Effective microstructuring schemes require many accounts, and opening them can be a labor-intensive process. Law enforcement officials say they don't know all the details of how Mr. Saavedra arranged access to the accounts. It appears that he relied on people from Colombia, some of whom may be related to him or his associates, officials say. These people used foreign passports, visas to the U.S., major credit cards or similar documents to open the accounts, then passed on the account documents and ATM cards to Mr. Saavedra or his associates, investigators say.

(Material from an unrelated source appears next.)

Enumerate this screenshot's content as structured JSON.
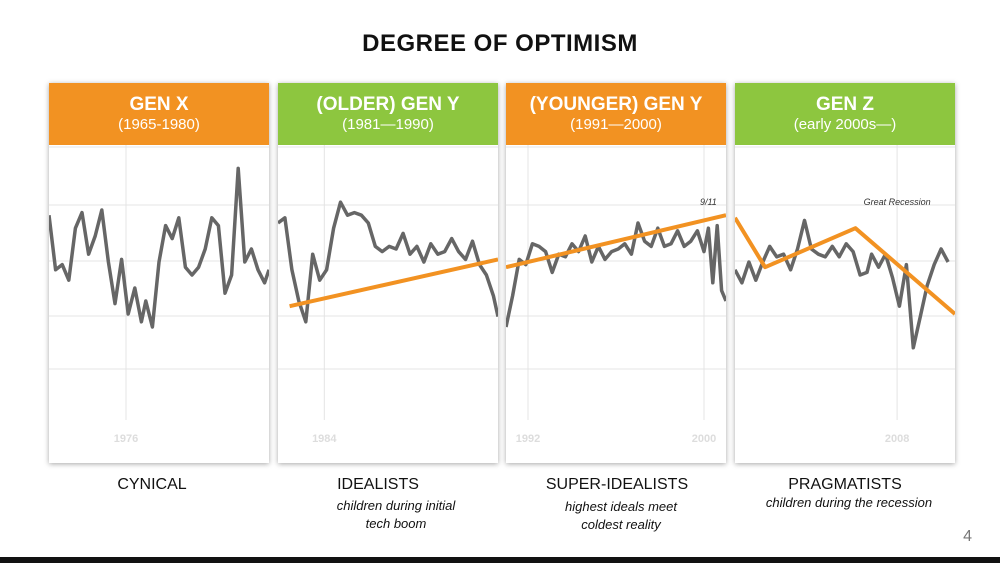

Some of the account holders apparently filled out forms allowing them to temporarily maintain the accounts without a tax ID number or proof of residency. The banks were supposed to follow up to make sure the required documentation was eventually filed, but that sometimes "fell through the cracks," says Ms. Brennan. The banks cooperated with the investigation, she says.

In other microstructuring cases, investigators say, money-laundering rings have offered people free vacations to the U.S., on the condition that they open numerous accounts. Or they simply pay people a fee, perhaps $500 to $1,000. One current investigation involves a suspect who uses a laptop to keep track of more than 1,000 accounts, says Mr. Dalessandro, head of the El Dorado task force.

Suspicious ATM withdrawals aren't just happening overseas. Last October, customers "emptied" several of Astoria Federal's ATM machines in Brooklyn, according to Charles Judson, who heads security and anti-money-laundering at the thrift. They used two ATM cards issued by the Savings Bank of the Russian Federation, or Sberbank, which imposed no limit on the amount these customers could withdraw, he says. Over three consecutive days, Oct. 26 to 28, they withdrew more than $122,000, he says. Because Astoria Federal imposes a limit of $1,000 per transaction, the customers swiped their ATM cards 130 times. On March 9, a customer using an ATM card from the Russian Commercial Fuel and Energy Interregional Bank for Reconstruction and Development, or TEMBR Bank, swiped his card 20 times to withdraw $20,000 from an Astoria Federal ATM in Brooklyn.

In written responses to questions about the incidents, Sberbank and TEMBR Bank said they obeyed anti-money-laundering laws. TEMBR Bank also said that it guarantees its clients' privacy.

Mr. Judson says that while the transactions may be legitimate, he strongly suspects foul play. He has notified authorities, he says.